Он подумал несколько мгновений.
— Прежде всего договоритесь с мсье Дюма, или я не смогу продолжить — ведь он уводит меня в Америку, тогда как вы удерживаете в Париже.
Действительно, в 1844 году я неоднократно видел одну американку под руку с Копленом. Я подумал, видимо без особых на то доказательств, что перстень от нее, и я действительно уводил Алексиса в Нью-Йорк, какие бы усилия ни прилагал Коллен, чтобы удержать его в Париже.
Мы прошли с Колленом в соседнюю комнату.
— Так это не американка? — спросил я его.
— То женщина, которую ты не знаешь.
— И которая живет…
— На улице Сент-Апполен.
— Очень хорошо!
Мы вернулись, имея теперь одну и ту же информацию.
— Ну вот, — сказал я Алексису, — мы договорились, теперь идите.
— Я на улице, которая идет вдоль бульвара; вот только я не знаю ее.
— Ну так прочитайте надпись на углу дома.
— Я предпочитаю прочитать ее в ваших мыслях.
Алексис взял карандаш и написал: «Сент-Апполен». Только он закончил писать, как мне сообщили, что внизу меня кто-то спрашивает.
Я спустился и узнал одного из моих старых друзей, аббата Вилета, капеллана из Сен-Сира.
— Мой дорогой аббат, — сказал я ему, — вы вовремя пришли: как раз сейчас я экспериментирую с человеческой душой. Я хотел бы найти доказательства того, что вы так хорошо проповедуете — бессмертия души!
— И каким же образом вы экспериментируете?
— Сейчас увидите, пойдемте.
Мы поднялись. Аббат Вилет был одет в редингот, на нем не было абсолютно ничего, что могло бы указать на его профессию.
Войдя, я вложил его руку в руку Алексиса.
— Можете мне сказать, — спросил я его, — кто этот мсье и что он делает?
— Да, конечно, ведь у него есть вера; это — превосходный христианин.
— А его профессия?
— Врач.
— Вы ошибаетесь, Алексис.
— Я знаю, что имею в виду: есть врачеватели тела, а есть врачеватели души; ваш гость — доктор души, он священник.

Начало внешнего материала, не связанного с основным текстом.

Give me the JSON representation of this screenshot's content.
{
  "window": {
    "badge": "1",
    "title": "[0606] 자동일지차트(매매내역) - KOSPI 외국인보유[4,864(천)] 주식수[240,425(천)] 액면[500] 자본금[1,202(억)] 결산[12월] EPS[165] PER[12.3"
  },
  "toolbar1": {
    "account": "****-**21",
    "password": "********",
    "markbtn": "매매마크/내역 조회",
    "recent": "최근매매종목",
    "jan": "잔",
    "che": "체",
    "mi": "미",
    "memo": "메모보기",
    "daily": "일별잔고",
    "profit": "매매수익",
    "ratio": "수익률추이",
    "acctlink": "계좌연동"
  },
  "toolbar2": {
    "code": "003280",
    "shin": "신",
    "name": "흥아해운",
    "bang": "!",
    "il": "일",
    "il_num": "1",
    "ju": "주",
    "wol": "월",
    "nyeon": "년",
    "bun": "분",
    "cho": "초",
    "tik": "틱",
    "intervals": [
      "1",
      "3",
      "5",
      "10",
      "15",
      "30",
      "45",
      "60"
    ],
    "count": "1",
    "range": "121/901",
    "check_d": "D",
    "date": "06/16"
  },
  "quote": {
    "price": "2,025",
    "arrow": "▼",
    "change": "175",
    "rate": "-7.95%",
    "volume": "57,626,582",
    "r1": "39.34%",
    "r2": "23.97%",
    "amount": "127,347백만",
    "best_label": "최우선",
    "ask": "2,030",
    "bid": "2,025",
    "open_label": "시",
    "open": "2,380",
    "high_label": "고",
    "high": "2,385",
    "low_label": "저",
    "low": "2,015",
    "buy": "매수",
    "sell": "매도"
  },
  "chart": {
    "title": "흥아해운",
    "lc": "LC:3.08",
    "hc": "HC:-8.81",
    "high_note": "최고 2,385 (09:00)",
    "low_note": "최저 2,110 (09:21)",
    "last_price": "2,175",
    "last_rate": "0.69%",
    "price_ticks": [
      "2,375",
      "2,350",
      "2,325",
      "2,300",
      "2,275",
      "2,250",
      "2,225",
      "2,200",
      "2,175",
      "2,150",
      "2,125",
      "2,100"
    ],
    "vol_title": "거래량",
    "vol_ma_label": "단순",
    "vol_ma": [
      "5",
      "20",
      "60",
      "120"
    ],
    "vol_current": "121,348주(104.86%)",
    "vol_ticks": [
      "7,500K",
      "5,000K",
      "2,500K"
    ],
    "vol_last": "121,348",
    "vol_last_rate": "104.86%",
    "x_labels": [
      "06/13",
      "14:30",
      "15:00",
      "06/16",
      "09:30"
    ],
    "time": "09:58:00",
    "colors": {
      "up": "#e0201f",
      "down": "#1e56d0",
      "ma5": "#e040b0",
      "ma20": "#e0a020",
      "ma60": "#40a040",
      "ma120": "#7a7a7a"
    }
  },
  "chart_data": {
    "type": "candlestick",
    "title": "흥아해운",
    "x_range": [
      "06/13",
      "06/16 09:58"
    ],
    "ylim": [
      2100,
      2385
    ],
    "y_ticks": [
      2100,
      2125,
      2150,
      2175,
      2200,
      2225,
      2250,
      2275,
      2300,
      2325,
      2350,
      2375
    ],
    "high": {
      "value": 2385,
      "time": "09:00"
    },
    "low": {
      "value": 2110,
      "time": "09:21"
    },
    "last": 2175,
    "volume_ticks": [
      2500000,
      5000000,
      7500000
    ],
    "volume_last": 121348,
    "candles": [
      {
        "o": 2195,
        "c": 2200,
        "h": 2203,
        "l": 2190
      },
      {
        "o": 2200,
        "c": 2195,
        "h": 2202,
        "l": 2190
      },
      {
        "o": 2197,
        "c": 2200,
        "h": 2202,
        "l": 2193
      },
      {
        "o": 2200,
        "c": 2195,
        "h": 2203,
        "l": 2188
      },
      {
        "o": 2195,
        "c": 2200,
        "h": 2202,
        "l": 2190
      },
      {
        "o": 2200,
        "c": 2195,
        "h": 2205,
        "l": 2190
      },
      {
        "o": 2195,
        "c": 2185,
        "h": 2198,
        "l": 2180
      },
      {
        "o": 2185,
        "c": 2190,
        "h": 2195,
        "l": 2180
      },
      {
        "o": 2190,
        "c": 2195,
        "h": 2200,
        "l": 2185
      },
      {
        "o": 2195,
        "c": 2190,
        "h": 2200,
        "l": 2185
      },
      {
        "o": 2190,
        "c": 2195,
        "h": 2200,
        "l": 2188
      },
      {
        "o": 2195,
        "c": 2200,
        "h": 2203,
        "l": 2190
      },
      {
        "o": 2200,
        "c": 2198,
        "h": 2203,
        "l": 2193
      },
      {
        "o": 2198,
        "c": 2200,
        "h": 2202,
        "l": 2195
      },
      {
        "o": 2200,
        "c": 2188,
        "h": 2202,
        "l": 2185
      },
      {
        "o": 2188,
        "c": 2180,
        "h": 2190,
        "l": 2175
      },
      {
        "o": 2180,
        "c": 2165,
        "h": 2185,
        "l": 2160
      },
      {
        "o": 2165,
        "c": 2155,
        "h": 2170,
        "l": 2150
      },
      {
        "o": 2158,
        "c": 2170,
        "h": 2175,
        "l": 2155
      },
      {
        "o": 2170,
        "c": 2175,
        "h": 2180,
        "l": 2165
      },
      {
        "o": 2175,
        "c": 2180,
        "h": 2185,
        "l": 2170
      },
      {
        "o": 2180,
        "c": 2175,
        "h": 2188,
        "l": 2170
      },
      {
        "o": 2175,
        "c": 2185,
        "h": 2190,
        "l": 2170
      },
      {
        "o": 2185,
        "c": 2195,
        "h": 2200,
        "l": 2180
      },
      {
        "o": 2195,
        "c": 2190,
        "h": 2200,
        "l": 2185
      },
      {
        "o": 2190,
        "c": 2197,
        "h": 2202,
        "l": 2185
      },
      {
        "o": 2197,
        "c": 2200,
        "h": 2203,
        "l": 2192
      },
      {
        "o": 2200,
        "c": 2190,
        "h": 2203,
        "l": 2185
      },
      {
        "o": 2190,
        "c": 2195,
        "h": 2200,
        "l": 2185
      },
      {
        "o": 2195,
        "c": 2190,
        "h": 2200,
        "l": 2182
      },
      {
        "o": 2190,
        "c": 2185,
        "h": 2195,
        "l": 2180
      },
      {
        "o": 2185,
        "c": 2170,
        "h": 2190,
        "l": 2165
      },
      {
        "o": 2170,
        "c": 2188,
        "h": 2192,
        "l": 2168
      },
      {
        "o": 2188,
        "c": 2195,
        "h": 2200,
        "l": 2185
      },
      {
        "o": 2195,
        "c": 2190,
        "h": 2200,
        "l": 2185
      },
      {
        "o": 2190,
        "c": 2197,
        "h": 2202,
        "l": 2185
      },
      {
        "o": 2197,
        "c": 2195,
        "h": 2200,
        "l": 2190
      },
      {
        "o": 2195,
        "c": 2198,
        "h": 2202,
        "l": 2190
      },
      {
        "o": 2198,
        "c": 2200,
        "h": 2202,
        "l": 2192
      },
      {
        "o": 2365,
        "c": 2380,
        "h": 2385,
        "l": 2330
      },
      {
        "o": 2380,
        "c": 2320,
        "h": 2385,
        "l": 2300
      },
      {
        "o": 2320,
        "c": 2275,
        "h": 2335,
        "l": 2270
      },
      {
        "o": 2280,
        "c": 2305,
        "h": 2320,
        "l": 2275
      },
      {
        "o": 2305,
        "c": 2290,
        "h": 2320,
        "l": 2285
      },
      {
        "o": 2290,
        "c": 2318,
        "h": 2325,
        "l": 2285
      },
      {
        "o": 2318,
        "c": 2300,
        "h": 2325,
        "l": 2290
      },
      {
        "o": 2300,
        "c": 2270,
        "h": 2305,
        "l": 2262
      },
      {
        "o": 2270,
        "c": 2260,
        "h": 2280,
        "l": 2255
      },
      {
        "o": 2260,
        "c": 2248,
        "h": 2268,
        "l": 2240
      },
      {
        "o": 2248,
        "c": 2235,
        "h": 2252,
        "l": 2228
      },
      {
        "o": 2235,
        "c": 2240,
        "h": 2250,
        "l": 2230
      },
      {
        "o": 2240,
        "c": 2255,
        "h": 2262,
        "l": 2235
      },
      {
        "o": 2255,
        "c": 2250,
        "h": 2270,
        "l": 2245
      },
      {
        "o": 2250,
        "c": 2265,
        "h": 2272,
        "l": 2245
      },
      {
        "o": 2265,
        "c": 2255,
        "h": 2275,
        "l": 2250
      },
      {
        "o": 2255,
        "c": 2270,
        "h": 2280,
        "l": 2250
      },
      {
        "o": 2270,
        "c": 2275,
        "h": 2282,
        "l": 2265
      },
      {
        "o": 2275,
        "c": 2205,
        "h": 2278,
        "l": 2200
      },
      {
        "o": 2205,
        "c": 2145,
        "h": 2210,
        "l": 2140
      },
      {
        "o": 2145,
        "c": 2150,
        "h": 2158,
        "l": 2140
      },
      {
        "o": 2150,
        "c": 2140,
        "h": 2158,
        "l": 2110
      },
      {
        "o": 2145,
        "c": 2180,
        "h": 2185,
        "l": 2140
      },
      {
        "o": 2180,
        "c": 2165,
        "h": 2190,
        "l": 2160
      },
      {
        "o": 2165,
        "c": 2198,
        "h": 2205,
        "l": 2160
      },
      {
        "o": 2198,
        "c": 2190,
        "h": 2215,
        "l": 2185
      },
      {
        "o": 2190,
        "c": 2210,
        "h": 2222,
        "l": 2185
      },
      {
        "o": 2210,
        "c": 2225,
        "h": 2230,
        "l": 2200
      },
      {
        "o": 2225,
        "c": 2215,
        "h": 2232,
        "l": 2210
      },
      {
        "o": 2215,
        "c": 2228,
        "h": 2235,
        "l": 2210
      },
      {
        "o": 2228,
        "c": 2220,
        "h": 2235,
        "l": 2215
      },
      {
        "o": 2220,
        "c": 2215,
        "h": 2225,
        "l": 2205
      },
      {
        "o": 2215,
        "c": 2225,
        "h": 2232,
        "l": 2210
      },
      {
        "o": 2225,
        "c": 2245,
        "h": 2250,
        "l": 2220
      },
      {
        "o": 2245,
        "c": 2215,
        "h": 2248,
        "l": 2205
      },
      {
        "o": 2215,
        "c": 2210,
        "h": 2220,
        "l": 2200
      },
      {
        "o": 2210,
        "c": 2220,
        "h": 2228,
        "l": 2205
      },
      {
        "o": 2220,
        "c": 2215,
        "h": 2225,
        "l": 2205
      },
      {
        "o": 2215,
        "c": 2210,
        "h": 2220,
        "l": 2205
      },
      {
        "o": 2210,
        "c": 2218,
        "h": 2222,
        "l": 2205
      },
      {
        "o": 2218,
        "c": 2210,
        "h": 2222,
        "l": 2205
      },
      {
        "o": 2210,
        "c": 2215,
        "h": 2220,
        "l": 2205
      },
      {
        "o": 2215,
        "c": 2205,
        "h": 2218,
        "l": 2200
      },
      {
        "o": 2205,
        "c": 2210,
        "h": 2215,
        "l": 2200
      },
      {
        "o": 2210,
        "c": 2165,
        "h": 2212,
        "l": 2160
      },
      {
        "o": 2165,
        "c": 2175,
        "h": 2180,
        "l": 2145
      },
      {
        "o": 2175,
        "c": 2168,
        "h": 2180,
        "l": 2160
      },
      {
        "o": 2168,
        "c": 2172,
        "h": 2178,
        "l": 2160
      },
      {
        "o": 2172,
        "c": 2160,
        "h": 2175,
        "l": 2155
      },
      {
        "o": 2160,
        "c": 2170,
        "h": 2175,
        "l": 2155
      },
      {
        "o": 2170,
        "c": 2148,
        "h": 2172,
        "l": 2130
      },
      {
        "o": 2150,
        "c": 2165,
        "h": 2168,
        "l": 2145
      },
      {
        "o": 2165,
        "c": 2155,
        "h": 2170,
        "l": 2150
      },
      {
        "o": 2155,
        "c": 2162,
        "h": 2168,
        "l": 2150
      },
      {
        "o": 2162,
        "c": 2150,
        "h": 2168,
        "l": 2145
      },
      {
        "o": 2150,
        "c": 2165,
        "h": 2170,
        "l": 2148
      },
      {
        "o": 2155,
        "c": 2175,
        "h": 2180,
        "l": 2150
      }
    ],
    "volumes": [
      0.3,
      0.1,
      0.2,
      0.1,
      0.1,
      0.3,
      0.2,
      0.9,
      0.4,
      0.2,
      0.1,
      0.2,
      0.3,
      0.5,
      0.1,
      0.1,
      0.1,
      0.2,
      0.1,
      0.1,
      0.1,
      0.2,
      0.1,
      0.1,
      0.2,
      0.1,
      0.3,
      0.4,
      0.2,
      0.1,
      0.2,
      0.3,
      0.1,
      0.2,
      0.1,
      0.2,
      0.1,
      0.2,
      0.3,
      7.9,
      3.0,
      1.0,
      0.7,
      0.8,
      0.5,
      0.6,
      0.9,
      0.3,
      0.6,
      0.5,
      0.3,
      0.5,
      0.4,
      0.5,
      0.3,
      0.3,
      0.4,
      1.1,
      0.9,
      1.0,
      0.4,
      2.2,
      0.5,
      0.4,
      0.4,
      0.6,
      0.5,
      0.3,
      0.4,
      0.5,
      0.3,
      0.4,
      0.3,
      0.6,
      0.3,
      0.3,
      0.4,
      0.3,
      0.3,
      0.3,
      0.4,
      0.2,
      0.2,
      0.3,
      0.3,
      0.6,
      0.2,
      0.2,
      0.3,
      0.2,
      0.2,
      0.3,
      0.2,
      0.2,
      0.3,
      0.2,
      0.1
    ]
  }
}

Все переглянулись. Удивление было велико.
— А теперь, — спросил я, — можете сказать, где этот человек исполняет свои обязанности?
— Конечно же. Это недалеко: в огромном здании, в трех-четырех лье отсюда. Я вижу молодых людей в униформе; они застегнуты на пуговицы от воротника до пояса.
— Много их?
— Да, много. Мсье — капеллан в военном коллеже.
— Можете прочитать в каком?
— Без сомнения, название заведения написано на пуговицах?
Я вопрошающе посмотрел на аббата Вилета.
— Да, — сказал он.
— Читайте, Алексис.
Казалось, что Алексис сосредоточил всю силу своего взгляда на одной из точек комнаты.
Второе откровение было, может быть, еще более чудесным, нежели первое.
Диетерль представил небольшой закрытый пакет.
— Что там внутри? — спросил он.
— Волосы двух разных людей, двух детей.
— Откройте пакет и назовите их пол и возраст.
— Тут волосы маленького мальчика и маленькой девочки. Я ее плохо вижу, не знаю отчего это; тем не менее мне кажется, что она бежит по саду и ей приблизительно четыре года.
— Их имена?
— Мне кажется, что мальчика зовут Жюль.
— А девочку?
— Я вам сказал, что ее плохо вижу.
— Вы устали?
— Да, у меня все еще расстроены нервы.
— Что бы вы хотели делать?
— Я хотел бы путешествовать.
— По какой стране?
— Куда попаду, мне все равно.
Я сделал знак мсье Лессепсу. Он подошел.
— Мы отправимся туда? — спросил я его.
— Да, — ответил он.
Туда, в моем сознании и в сознании мсье де Лессепса, — это в Тунис. Мсье де Лессепс прожил в Тунисе, кажется, лет двадцать. Он дал руку Алексису.
— Поехали, — сказал он.
— Хорошо, — ответил Алексис, — вот мы в морском порту… Как здесь чудесно! Мы садимся на корабль… О! О! Похоже, мы отправляемся в Африку. Жарко.
— Мы на рейде. Вы видите рейд?
— Отлично вижу, он имеет форму большой подковы, с мысом справа; это не Алжир, это не Бон, это город, названия которого я не знаю.
— Что вы видите?
— Как будто форт справа, как будто город слева. Мы следуем по каналу, а вот мост. Пригнемся.
Буланже и я переглянулись, крайне удивленные. Арки этого моста-, под которым Алексис приглашал нас пригнуться, такие низкие, что мы чуть не погибли, проплывая под ним.
— Так, так, Алексис, очень хорошо. Продолжим! — одновременно воскликнули де Лессепс, Буланже и я.
— Смотри-ка, мы еще не прибыли, — говорит Алексис. — Мы садимся на корабль; город еще в двух-трех лье. А вот мы и прибыли.